On top of that, dehydration was setting in, and she was beginning to think mass hallucinations weren’t too far off. They had started rationing fresh water the moment they entered the swamp and more men carried empty canteens each day. Someone had tried lapping from the murky water below the layer of algae and moss that covered the bog waters.
Tried
being the operative word. Like water from the ocean, the swamp water hadn’t been fit for consumption. They had ended up drinking more of a dark, oily substance—that she later learned was the runoff from the decayed vegetation of peat—than anything resembling pure water. In addition to the fact, that first soldier had been sick for three days on a march that was already hell.
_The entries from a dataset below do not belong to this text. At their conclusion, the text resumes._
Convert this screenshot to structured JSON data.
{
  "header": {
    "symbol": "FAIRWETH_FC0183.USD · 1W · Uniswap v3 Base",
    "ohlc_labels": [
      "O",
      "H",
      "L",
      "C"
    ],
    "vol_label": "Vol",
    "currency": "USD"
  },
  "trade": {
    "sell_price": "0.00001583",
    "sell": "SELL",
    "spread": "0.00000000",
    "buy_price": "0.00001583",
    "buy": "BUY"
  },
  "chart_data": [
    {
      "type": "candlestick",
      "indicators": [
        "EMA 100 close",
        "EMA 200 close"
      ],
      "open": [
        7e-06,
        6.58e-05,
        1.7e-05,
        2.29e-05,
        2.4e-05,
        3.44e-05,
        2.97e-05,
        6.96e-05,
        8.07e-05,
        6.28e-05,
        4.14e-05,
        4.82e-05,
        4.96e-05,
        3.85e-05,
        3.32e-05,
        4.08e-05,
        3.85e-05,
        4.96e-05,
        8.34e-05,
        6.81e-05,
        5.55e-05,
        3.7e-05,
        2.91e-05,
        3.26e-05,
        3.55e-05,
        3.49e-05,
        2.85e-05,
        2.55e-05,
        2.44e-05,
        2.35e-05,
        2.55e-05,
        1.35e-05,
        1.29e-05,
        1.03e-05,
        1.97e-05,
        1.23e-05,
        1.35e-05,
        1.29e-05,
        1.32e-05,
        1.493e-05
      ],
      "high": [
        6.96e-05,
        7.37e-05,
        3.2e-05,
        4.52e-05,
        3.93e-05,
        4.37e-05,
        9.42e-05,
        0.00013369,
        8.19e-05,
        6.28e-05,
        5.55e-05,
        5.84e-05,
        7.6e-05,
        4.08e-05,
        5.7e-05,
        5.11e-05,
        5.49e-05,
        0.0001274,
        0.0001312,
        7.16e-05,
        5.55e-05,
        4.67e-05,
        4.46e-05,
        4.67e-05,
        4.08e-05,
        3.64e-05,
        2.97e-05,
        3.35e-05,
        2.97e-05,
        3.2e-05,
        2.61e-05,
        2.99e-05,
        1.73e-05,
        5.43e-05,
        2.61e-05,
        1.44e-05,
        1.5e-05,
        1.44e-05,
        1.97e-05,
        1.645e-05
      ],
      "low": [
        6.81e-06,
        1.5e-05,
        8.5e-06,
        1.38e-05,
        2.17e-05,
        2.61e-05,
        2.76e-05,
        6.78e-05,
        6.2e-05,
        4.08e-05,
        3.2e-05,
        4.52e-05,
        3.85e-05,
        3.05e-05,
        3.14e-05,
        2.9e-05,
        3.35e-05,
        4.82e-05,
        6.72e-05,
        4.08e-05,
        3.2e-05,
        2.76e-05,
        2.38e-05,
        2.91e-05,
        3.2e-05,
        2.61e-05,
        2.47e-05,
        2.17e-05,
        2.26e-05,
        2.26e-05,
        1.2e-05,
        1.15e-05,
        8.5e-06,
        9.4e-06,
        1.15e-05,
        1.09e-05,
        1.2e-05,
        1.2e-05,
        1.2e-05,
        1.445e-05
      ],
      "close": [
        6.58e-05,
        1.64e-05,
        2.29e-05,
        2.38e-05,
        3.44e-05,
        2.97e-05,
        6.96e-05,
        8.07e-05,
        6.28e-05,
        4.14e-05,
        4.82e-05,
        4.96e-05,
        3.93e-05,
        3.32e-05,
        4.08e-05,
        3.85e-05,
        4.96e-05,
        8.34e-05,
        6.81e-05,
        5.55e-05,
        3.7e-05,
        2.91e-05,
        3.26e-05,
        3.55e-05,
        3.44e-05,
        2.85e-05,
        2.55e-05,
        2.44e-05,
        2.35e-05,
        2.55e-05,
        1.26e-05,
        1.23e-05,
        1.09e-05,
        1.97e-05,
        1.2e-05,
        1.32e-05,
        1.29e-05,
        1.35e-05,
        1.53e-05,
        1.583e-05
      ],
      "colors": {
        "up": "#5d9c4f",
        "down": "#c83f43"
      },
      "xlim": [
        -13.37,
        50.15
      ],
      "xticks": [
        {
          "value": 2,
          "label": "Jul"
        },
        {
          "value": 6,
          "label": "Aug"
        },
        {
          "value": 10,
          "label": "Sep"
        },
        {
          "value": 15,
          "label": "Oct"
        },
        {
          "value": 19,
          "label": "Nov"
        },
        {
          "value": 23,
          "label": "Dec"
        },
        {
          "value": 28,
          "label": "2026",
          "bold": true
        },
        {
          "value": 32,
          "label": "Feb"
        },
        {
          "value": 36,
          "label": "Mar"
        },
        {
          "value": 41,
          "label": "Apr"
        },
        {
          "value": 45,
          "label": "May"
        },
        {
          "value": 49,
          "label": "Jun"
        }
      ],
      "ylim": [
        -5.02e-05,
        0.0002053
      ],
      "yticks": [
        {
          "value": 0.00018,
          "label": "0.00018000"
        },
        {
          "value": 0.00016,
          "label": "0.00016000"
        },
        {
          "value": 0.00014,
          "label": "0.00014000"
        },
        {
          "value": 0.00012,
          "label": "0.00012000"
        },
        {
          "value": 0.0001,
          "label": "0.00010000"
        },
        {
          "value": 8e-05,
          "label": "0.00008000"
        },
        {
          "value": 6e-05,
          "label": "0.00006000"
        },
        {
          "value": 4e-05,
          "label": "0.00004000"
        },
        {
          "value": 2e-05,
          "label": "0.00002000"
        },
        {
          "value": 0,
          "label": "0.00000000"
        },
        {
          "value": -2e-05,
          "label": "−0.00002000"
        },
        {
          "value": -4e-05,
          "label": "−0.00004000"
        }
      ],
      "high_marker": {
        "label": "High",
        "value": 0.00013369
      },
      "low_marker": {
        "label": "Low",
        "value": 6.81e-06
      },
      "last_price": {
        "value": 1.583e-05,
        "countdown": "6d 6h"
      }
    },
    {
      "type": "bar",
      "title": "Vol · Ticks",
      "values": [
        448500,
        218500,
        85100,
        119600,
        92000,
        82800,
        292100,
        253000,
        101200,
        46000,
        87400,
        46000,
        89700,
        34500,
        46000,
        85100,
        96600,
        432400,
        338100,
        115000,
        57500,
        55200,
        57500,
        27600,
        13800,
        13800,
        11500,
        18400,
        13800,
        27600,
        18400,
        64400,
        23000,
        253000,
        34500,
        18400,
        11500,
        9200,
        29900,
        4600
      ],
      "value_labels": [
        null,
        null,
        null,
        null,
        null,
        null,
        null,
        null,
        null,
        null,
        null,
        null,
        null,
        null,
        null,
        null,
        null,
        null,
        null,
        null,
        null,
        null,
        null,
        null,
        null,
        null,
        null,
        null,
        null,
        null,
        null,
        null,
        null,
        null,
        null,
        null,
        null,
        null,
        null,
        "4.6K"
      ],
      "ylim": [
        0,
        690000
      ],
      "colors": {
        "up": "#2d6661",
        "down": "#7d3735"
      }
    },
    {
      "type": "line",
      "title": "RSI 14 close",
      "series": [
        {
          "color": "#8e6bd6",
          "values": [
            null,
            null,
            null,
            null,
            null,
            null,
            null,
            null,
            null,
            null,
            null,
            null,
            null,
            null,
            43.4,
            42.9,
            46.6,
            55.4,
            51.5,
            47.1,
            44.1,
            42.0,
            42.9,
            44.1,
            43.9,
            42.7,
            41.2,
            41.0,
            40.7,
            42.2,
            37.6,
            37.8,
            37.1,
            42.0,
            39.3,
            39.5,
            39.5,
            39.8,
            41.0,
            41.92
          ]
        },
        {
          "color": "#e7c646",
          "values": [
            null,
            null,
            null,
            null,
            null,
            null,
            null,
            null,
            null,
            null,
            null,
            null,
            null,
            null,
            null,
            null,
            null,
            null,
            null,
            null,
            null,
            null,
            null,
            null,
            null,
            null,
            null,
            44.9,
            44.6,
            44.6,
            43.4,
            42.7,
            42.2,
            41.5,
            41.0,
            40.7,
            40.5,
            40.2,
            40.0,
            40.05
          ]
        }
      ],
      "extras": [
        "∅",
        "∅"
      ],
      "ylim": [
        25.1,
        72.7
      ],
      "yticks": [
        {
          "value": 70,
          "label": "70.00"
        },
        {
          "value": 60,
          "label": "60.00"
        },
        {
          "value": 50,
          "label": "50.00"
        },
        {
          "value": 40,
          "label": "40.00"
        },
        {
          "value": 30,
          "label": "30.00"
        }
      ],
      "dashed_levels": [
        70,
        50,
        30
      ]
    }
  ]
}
Now every mercenary had half a bag of water rationed to them in the morning from a large barrel carried by their only remaining war elephant. The water was running out, and thanks to the intense heat of the swamp even in the shade, they were all over-compensating for the temperatures with the rivulets of sweat running down their backs between their tunics and skin. Rivulets that made them dehydrate faster and drain their remaining water supplies even quicker.
Water wasn’t their only problem. It was only thanks to the quick thinking of several mercenaries that they weren’t already starving to death. A group had managed to save one of the food supply wagons as the other wagons sank into quicksand on their second day and so the close to three hundred men and women had some provisions to eat. The food had been partitioned out so that every mercenary now carried two weeks’ worth of dried sticks of nut and grain in their knapsacks. What remained was wrapped up and thumping around in a sack just above the war elephant’s hindquarters.
For a few days, everything had been going as well as could be expected. They marched in time to one another and kept eager eyes peeled for the end of the dank swamp. Then Sara’s worst nightmare happened. A loud trumpeting pierced the air. She turned to look over her shoulder to see the elephant’s trunk raised in the air and guested that the loud noise was coming from the sinuous gray trunk that writhed about in a desperate plea for aid. The swamp was flat, but somehow Sara had managed to wind up on the raised earth that surrounded a large cypress tree, with its roots arcing high above ground. Edging closer to the tree, she gingerly positioned herself so the weight on her shoulders was taken away by the roots she leaned it on. Then Sara gripped the bark of one of the thinner roots that arced high enough above the ground that it was shoulder-height with her and she vaulted onto the top of it. She steadied herself with both hands and legs and slowly stood to see what the commotion was about.
It didn’t take long to spot the massive grey elephant in the dense vegetation. It stood out like a sore thumb.